‹ ARCHIVE NB-L030 · .log · 2026·06

Visa and OpenAI team up to let ChatGPT pay for purchases on your behalf

Visa and OpenAI team up to let ChatGPT pay for purchases on your behalf
NB-L030 .log

Visa announced on 10 June a strategic collaboration with OpenAI that will let ChatGPT buy and pay on a user's behalf. The companies unveiled the deal at the Visa Payments Forum in San Francisco, marking the moment the AI assistant moves from merely recommending products to actually closing the purchase and the payment.

The move is part of Visa Intelligent Commerce, the company's push to bring secure payments into new digital spaces. It opens the door to so-called agentic commerce, where a software agent acts on a person's behalf: it reads the request, picks the product and completes the transaction, without the manual step of entering a card and confirming. Visa and OpenAI also say they will explore enterprise uses, including developer experiences built on Codex, OpenAI's programming assistant.

How it works, and what the user controls

According to Visa, its payment capabilities will be integrated into OpenAI's products, giving merchants and developers a direct way to accept payments initiated by agents. Visa handles the network, the tokenization (replacing the real card number with a single-use code so the merchant never sees the original details) and real-time fraud detection. The company operates in more than 200 countries and territories.

Payments run inside rules the user sets: spending limits, approved merchant categories and required approvals before a purchase goes through. "By integrating with Visa Intelligent Commerce, we're building the infrastructure for secure, transparent, and user-controlled agentic transactions," said Marco Mahrus, Head of Partnerships, Commerce at OpenAI.

What we still don't know

For now, the system is "in the process of deployment," Visa itself admits, warning that the final version may not include every feature described. Neither company gave a launch date or explained how the experience will look to consumers.

And questions remain, raised by the trade press. Who covers the loss if an agent buys the wrong thing, or if the user disputes the charge? How will banks handle fraud claims on payments started by an AI? Will people really authorize an automatic purchase without reviewing each step? The recent precedent is not encouraging: Instant Checkout, a buying feature OpenAI launched in late 2025 and retired in March 2026, charged merchants a 4% fee and saw little adoption.

Jack Forestell, Visa's Chief Product and Strategy Officer, acknowledged the leap himself: going from AI recommending what to buy to AI doing the buying "requires a whole different level of trust." For Kumar Senthil of firmly.ai, the announcement "is a signal that agentic commerce is getting closer to the point of transaction, not just discovery."

Where the real security risk lives

There is a problem no press release solves: prompt injection, now ranked by OWASP as the top risk for systems built on language models. An attacker hides instructions inside a web page, an ad or a product description, and the agent, which reads everything, obeys without realizing it was tricked. In an assistant that only talks, the damage is a wrong answer. In an assistant that holds the card, the damage is a purchase that gets paid.

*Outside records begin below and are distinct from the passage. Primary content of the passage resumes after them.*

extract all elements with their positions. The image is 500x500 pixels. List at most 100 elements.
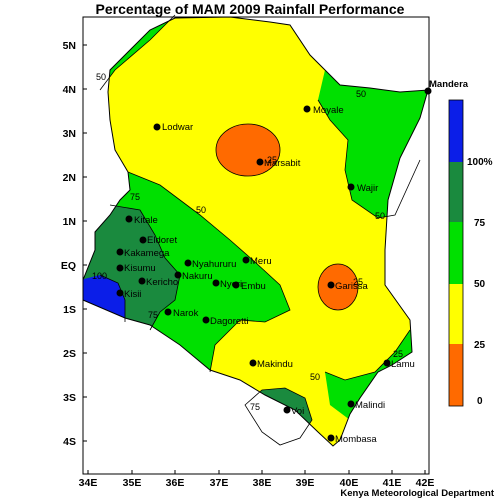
town-layer: Mandera Moyale Lodwar Marsabit Wajir Kit… — [116, 79, 469, 445]
town-mombasa[interactable]: Mombasa — [327, 434, 378, 445]
y-tick-label: 1N — [63, 216, 76, 228]
x-tick-label: 35E — [123, 477, 142, 489]
x-tick: 37E — [210, 470, 229, 489]
x-tick: 35E — [123, 470, 142, 489]
contour-label: 75 — [250, 402, 260, 412]
y-axis: 5N 4N 3N 2N 1N EQ 1S 2S 3S 4S — [61, 40, 87, 448]
town-embu[interactable]: Embu — [232, 281, 266, 292]
town-malindi[interactable]: Malindi — [347, 400, 386, 411]
x-tick: 40E — [340, 470, 359, 489]
contour-label: 75 — [148, 310, 158, 320]
town-marker — [242, 256, 250, 264]
town-label: Kisumu — [124, 263, 156, 274]
town-kitale[interactable]: Kitale — [125, 215, 158, 226]
legend-swatch-50-75 — [449, 222, 463, 284]
contour-label: 50 — [310, 372, 320, 382]
legend-border — [448, 99, 464, 407]
contour-label: 50 — [356, 89, 366, 99]
town-garissa[interactable]: Garissa — [327, 281, 369, 292]
y-tick-label: EQ — [61, 260, 76, 272]
region-0-25-garissa — [318, 264, 358, 310]
x-tick: 38E — [253, 470, 272, 489]
contour-label: 25 — [353, 277, 363, 287]
x-tick-label: 37E — [210, 477, 229, 489]
town-label: Marsabit — [264, 158, 301, 169]
town-label: Dagoretti — [210, 316, 249, 327]
town-label: Malindi — [355, 400, 385, 411]
y-tick: 4N — [63, 84, 87, 96]
rainfall-shading — [83, 17, 428, 446]
town-marsabit[interactable]: Marsabit — [256, 158, 301, 169]
y-tick: 3N — [63, 128, 87, 140]
town-marker — [256, 158, 264, 166]
town-marker — [153, 123, 161, 131]
town-eldoret[interactable]: Eldoret — [139, 235, 178, 246]
town-label: Eldoret — [147, 235, 177, 246]
town-lodwar[interactable]: Lodwar — [153, 122, 194, 133]
town-marker — [303, 105, 311, 113]
x-tick-label: 36E — [166, 477, 185, 489]
town-wajir[interactable]: Wajir — [347, 183, 379, 194]
contour-line — [99, 14, 176, 91]
x-tick: 42E — [416, 470, 435, 489]
town-marker — [383, 359, 391, 367]
town-label: Meru — [250, 256, 272, 267]
town-kisii[interactable]: Kisii — [116, 289, 142, 300]
contour-line — [215, 123, 281, 177]
town-label: Voi — [291, 406, 304, 417]
y-tick: 5N — [63, 40, 87, 52]
town-label: Mombasa — [335, 434, 377, 445]
town-dagoretti[interactable]: Dagoretti — [202, 316, 249, 327]
region-0-25-marsabit — [216, 124, 280, 176]
town-narok[interactable]: Narok — [164, 308, 199, 319]
y-tick-label: 4N — [63, 84, 76, 96]
town-nyeri[interactable]: Nyeri — [212, 279, 243, 290]
town-label: Nyeri — [220, 279, 242, 290]
x-tick-label: 40E — [340, 477, 359, 489]
contour-line — [109, 204, 181, 331]
town-marker — [424, 87, 432, 95]
town-voi[interactable]: Voi — [283, 406, 305, 417]
town-meru[interactable]: Meru — [242, 256, 272, 267]
town-kericho[interactable]: Kericho — [138, 277, 179, 288]
y-tick: 3S — [63, 392, 87, 404]
y-tick-label: 5N — [63, 40, 76, 52]
town-kakamega[interactable]: Kakamega — [116, 248, 171, 259]
town-marker — [212, 279, 220, 287]
contour-label: 50 — [196, 205, 206, 215]
town-lamu[interactable]: Lamu — [383, 359, 415, 370]
legend-label-100: 100% — [467, 157, 493, 168]
legend-swatch-75-100 — [449, 162, 463, 222]
x-tick: 39E — [296, 470, 314, 489]
town-mandera[interactable]: Mandera — [424, 79, 469, 95]
x-axis: 34E 35E 36E 37E 38E 39E 40E 41E 42E — [79, 470, 435, 489]
town-label: Kisii — [124, 289, 141, 300]
town-moyale[interactable]: Moyale — [303, 105, 344, 116]
contour-label: 50 — [375, 211, 385, 221]
town-label: Kericho — [146, 277, 178, 288]
town-marker — [139, 236, 147, 244]
town-label: Makindu — [257, 359, 293, 370]
y-tick: 1N — [63, 216, 87, 228]
x-tick-label: 38E — [253, 477, 272, 489]
town-nakuru[interactable]: Nakuru — [174, 271, 213, 282]
town-marker — [116, 289, 124, 297]
x-tick: 36E — [166, 470, 185, 489]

Tokenization protects the card number, but it does not answer the question that matters: what about a transaction that is authorized, except that the person who shaped it was a third party manipulating the agent? This is not the card theft banks are used to. It is fraud with apparent consent, and today's chargeback models were not designed for it. The proof is unresolved too: telling apart what the user asked for from what the agent decided on its own needs an auditable record no one has shown yet. In markets such as Europe, another question is waiting, strong customer authentication, the step where the bank confirms who is paying, now that an agent, not the person, closes the sale.

The partnership pairs the biggest consumer AI platform with the largest payment network outside China, on ground where convenience and risk grow together. The hardest part is still ahead: proving that a purchase handed to a machine is still a purchase the cardholder controls.